La acción se desarrolla en los últimos meses del franquismo. Un prestigioso pintor relata a una de sus hijas -que ha pasado un tiempo en la cárcel por motivos políticos- la enfermedad y muerte de su mujer, y numerosos detalles de su vida.

El relato está escrito en primera persona, como una voz que va hilvanando recuerdos hasta completar el retrato de una mujer de extraordinaria personalidad, que “con su sola presencia aligeraba la pesadumbre de vivir”. Con su acostumbrada fluidez narrativa, Delibes adentra al lector en este personaje central y en su entorno, formado por el propio narrador y su numerosa descendencia.

El autor desarrolla el relato de un modo entrañable, sin concesiones melodramáticas, apoyándose sobre todo en la eficacia de la concisión.

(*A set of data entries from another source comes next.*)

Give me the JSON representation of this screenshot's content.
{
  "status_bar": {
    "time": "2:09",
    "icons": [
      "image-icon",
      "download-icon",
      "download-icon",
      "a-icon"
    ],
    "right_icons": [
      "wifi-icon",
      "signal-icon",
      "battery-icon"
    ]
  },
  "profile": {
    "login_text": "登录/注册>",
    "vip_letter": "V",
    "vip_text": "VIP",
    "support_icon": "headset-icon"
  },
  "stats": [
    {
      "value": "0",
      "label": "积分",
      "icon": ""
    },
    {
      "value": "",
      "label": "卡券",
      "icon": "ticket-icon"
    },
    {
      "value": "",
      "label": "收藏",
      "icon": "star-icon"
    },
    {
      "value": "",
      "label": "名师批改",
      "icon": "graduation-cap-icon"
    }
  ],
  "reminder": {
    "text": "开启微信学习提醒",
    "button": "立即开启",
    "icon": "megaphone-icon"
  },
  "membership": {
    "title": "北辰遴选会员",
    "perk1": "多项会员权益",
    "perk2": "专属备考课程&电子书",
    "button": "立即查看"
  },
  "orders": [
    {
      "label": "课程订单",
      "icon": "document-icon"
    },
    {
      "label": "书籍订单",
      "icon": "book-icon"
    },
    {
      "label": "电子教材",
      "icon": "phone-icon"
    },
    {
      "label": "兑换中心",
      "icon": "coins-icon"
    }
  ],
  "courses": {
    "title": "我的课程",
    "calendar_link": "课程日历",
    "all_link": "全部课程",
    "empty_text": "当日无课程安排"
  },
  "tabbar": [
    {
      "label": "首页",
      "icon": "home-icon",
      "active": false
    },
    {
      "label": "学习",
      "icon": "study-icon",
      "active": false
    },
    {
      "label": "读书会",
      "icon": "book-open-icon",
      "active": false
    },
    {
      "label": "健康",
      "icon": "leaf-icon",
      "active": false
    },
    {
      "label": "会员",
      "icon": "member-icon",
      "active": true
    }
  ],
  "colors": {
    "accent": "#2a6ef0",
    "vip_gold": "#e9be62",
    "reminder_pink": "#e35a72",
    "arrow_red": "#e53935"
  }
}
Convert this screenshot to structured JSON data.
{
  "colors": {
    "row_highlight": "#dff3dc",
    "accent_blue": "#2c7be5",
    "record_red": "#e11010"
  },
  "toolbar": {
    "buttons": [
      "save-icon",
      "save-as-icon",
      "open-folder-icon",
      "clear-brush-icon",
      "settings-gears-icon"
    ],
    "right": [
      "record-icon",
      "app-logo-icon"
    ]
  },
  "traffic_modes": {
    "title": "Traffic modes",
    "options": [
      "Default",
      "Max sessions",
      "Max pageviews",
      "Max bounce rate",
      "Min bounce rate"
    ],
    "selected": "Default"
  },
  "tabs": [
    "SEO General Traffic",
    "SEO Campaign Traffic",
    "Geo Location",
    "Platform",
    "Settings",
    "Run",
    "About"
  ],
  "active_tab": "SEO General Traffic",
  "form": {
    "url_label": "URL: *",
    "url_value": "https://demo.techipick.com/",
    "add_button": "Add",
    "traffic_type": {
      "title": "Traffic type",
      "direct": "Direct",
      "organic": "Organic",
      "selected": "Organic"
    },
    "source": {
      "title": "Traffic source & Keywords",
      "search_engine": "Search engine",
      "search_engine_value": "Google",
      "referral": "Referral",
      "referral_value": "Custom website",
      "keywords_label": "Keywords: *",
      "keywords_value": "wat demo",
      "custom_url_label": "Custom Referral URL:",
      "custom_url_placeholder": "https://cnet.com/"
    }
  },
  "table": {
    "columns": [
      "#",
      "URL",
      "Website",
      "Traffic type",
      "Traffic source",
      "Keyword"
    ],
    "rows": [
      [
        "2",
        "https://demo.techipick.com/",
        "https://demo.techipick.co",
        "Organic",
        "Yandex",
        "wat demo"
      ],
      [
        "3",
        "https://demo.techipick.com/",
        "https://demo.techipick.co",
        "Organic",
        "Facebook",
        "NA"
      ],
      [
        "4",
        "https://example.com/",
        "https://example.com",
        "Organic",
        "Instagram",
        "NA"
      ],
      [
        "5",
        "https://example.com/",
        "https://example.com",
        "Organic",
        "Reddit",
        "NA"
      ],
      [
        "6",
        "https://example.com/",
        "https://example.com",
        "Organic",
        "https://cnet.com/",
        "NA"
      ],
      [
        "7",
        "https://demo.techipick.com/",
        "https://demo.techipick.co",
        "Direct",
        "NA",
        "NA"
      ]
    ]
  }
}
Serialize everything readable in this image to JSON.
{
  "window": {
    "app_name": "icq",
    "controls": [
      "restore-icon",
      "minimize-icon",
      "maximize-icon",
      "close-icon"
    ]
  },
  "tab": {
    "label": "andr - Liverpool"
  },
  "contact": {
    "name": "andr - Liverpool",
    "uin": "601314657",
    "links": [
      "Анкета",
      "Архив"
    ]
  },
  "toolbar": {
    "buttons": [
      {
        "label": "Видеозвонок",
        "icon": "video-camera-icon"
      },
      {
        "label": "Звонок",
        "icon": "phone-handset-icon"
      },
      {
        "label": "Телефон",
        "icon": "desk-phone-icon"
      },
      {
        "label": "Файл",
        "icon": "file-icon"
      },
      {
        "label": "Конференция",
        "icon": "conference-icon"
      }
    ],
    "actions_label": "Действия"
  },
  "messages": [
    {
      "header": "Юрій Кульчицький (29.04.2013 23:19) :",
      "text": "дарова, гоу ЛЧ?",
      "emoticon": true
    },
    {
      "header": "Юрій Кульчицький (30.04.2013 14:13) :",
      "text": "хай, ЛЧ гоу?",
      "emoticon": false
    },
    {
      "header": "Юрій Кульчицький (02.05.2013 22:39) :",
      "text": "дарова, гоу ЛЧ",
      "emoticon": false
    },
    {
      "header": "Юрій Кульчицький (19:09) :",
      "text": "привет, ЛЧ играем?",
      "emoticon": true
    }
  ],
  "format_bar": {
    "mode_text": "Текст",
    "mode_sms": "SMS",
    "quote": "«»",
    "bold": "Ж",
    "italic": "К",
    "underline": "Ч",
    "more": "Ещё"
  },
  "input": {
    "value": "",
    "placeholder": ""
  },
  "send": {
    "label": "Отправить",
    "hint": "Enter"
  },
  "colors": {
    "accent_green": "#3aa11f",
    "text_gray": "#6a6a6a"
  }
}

Describe numerosos sucesos nimios, cotidianos, que desvelan en la mujer retratada un optimismo, una generosidad, que sorprenden y atraen. Como contraste se describen los temores del narrador y su crisis de creatividad, tras el equilibrio que ha supuesto para él la compañía y el apoyo incondicional y discreto de su mujer. Se da a conocer también algo de la vida de los hijos, en un clima de unidad y confianza mutua.

La intensidad de la narración crece en las páginas finales, que describen el doloroso proceso de la enfermedad y muerte de la protagonista del relato. Aquí, Delibes afina aún más la concisión expresiva, y deja al lector con la sensación de prematura ausencia. Se aprecia en estos pasajes una cierta tendencia de Delibes al pesimismo: “Cuando alguien imprescindible se va de tu lado, vuelves los ojos a tu interior y no encuentras más que banalidad, porque los vivos, comparados con los muertos, resultan insoportablemente banales”. Pero en cualquier caso, queda también reflejado en la novela el gozo de haber conocido a una mujer admirable, como esposa y como madre.